Entre dos opciones, una decisión sobre el futuro del país
A pocos días de la segunda vuelta electoral, muchos peruanos siguen evaluando su voto. Es comprensible. Ninguna elección es perfecta y ninguna candidatura está exenta de cuestionamientos. Sin embargo, cuando el país enfrenta una decisión trascendental, la pregunta correcta no es quién representa la opción ideal, sino cuál ofrece mayores garantías para preservar la democracia, recuperar el crecimiento y generar oportunidades para todos.
En esa reflexión, resulta indispensable mirar más allá de los discursos de campaña y analizar trayectorias, equipos y antecedentes.
Roberto Sánchez formó parte del gobierno de Pedro Castillo como ministro de Comercio Exterior y Turismo, y es congresista actualmente. Fue integrante de una administración que condujo al país hacia una de las mayores crisis políticas e institucionales de los últimos años, marcada por la improvisación, la incertidumbre y el deterioro de la confianza. Durante ese periodo, el Perú perdió oportunidades de inversión, vio paralizados importantes proyectos y sufrió un fuerte debilitamiento de sus instituciones.
Más preocupante aún es la presencia de figuras como Antauro Humala en el entorno político que respalda esta candidatura. Sus posiciones abiertamente confrontacionales, su desprecio por principios básicos de la democracia liberal y sus propuestas radicales representan un factor adicional de incertidumbre para un país que necesita precisamente lo contrario: estabilidad, confianza y respeto al Estado de derecho.
El Perú enfrenta enormes desafíos. Necesitamos atraer inversión, generar empleo formal, combatir la inseguridad, cerrar brechas sociales y recuperar la capacidad de crecimiento que nos permitió reducir la pobreza durante décadas. Nada de ello será posible si volvemos a experimentar escenarios de confrontación permanente o de cuestionamiento a las reglas fundamentales que sostienen nuestra economía y nuestras instituciones.
Keiko Fujimori también carga con pasivos políticos que no deben ignorarse. El desempeño de su bancada en el Congreso durante los últimos años ha sido objeto de legítimas críticas, y muchas decisiones parlamentarias han contribuido al desgaste de la política y de la confianza ciudadana.
Pero también es cierto que su propuesta económica ha mantenido una línea consistente en aspectos fundamentales para el desarrollo del país: respeto a la inversión privada, estabilidad macroeconómica, apertura al comercio internacional, promoción del empleo formal y fortalecimiento de la actividad empresarial como motor del crecimiento.
Hoy, la elección exige priorizar el futuro del país sobre cualquier simpatía o antipatía personal.
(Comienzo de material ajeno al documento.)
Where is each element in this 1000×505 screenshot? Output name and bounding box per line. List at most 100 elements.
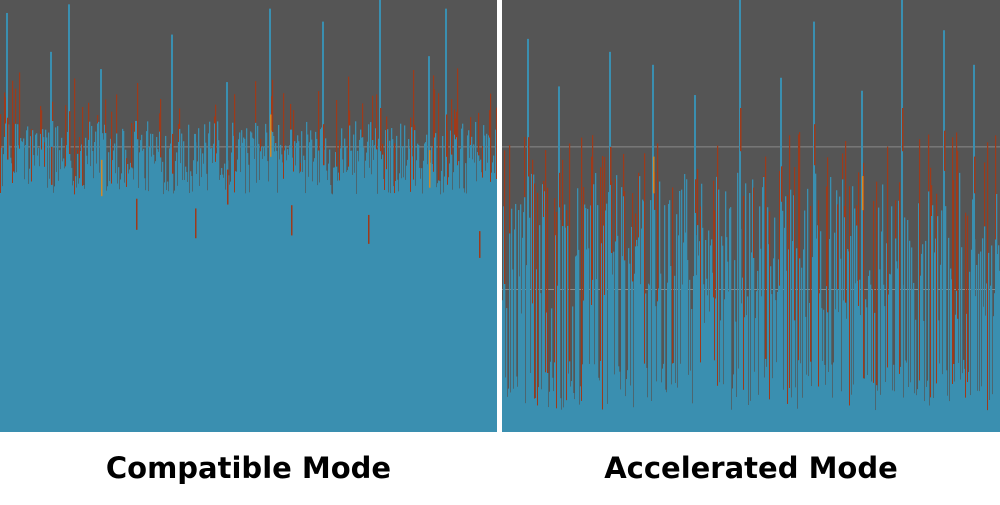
bar [16,172,18,432]
spike [697,169,699,226]
bar [539,225,541,432]
bar [300,171,302,432]
bar [783,389,785,432]
bar [299,173,301,432]
bar [292,157,294,432]
bar [810,361,812,432]
bar [495,129,497,432]
bar [104,124,106,432]
bar [142,150,144,432]
spike [160,99,162,158]
spike [537,192,539,406]
spike-tip [368,214,370,244]
bar [252,137,254,432]
bar [284,150,286,432]
bar [557,285,559,432]
bar [150,133,152,432]
bar [464,192,466,432]
bar [165,135,167,432]
bar [681,189,683,432]
bar [614,374,616,432]
bar [756,291,758,432]
bar [371,174,373,432]
bar [98,121,100,432]
bar [864,378,866,432]
bar [675,383,677,432]
bar [221,168,223,432]
bar [826,286,828,432]
bar [187,181,189,432]
spike [547,187,549,373]
bar [636,239,638,432]
bar [567,225,569,432]
bar [866,307,868,432]
bar [3,154,5,432]
bar [92,150,94,432]
bar [412,156,414,432]
bar [509,233,511,432]
bar [287,149,289,432]
tall-spike [445,8,447,432]
bar [520,204,522,432]
spike [842,153,844,180]
spike [995,135,997,240]
spike-tip [653,156,655,194]
bar [118,167,120,432]
bar [521,313,523,432]
bar [467,135,469,432]
bar [529,217,531,432]
bar [702,227,704,432]
compatible-mode-plot [0,0,497,432]
bar [438,180,440,432]
bar [672,363,674,432]
bar [903,397,905,432]
bar [659,181,661,432]
spike [384,152,386,190]
bar [568,373,570,432]
bar [305,193,307,432]
bar [677,387,679,432]
bar [27,126,29,432]
bar [153,154,155,432]
bar [453,172,455,432]
bar [213,143,215,432]
bar [26,130,28,432]
bar [279,159,281,432]
bar [645,293,647,432]
bar [707,295,709,432]
bar [271,130,273,432]
bar [688,374,690,432]
bar [658,288,660,432]
bar [598,377,600,432]
bar [17,124,19,432]
bar [149,146,151,432]
bar [59,150,61,432]
bar [366,152,368,432]
spike [455,118,457,140]
bar [777,291,779,432]
bar [430,162,432,432]
bar [335,152,337,432]
bar [952,383,954,432]
bar [767,207,769,432]
spike [856,205,858,226]
bar [137,139,139,432]
spike-tip [291,205,293,236]
bar [587,208,589,432]
bar [831,364,833,432]
spike [13,122,15,172]
bar [157,149,159,432]
bar [102,133,104,432]
bar [692,403,694,432]
spike-tip [559,172,561,208]
spike [858,172,860,306]
bar [764,377,766,432]
bar [268,181,270,432]
bar [327,180,329,432]
bar [679,190,681,432]
bar [642,199,644,432]
bar [546,312,548,432]
spike [456,111,458,138]
bar [820,231,822,432]
bar [196,173,198,432]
Lo que está en juego no es únicamente quién ocupará Palacio de Gobierno, sino qué modelo de desarrollo tendrá el Perú durante los próximos años.
Para quienes aún están indecisos, la pregunta central es simple: ¿qué opción ofrece mayores garantías para preservar la estabilidad económica, fortalecer las instituciones democráticas y generar las condiciones necesarias para crear empleo y reducir la pobreza?
Desde una perspectiva de defensa de las libertades económicas, la institucionalidad democrática y el desarrollo del país, la respuesta parece clara. El Perú necesita certezas, no experimentos. Necesita crecimiento, no confrontación. Necesita confianza, no improvisación.
El próximo Gobierno deberá gobernar para quienes votaron por él y para quienes no lo hicieron. Pero también deberá entender que el crecimiento económico, la libertad y la institucionalidad no son objetivos contrapuestos, sino condiciones indispensables para construir un país más próspero, inclusivo y democrático.
El Perú necesita mirar hacia adelante. Y para ello requiere menos incertidumbre, menos improvisación y más convicción en las políticas que han demostrado generar progreso.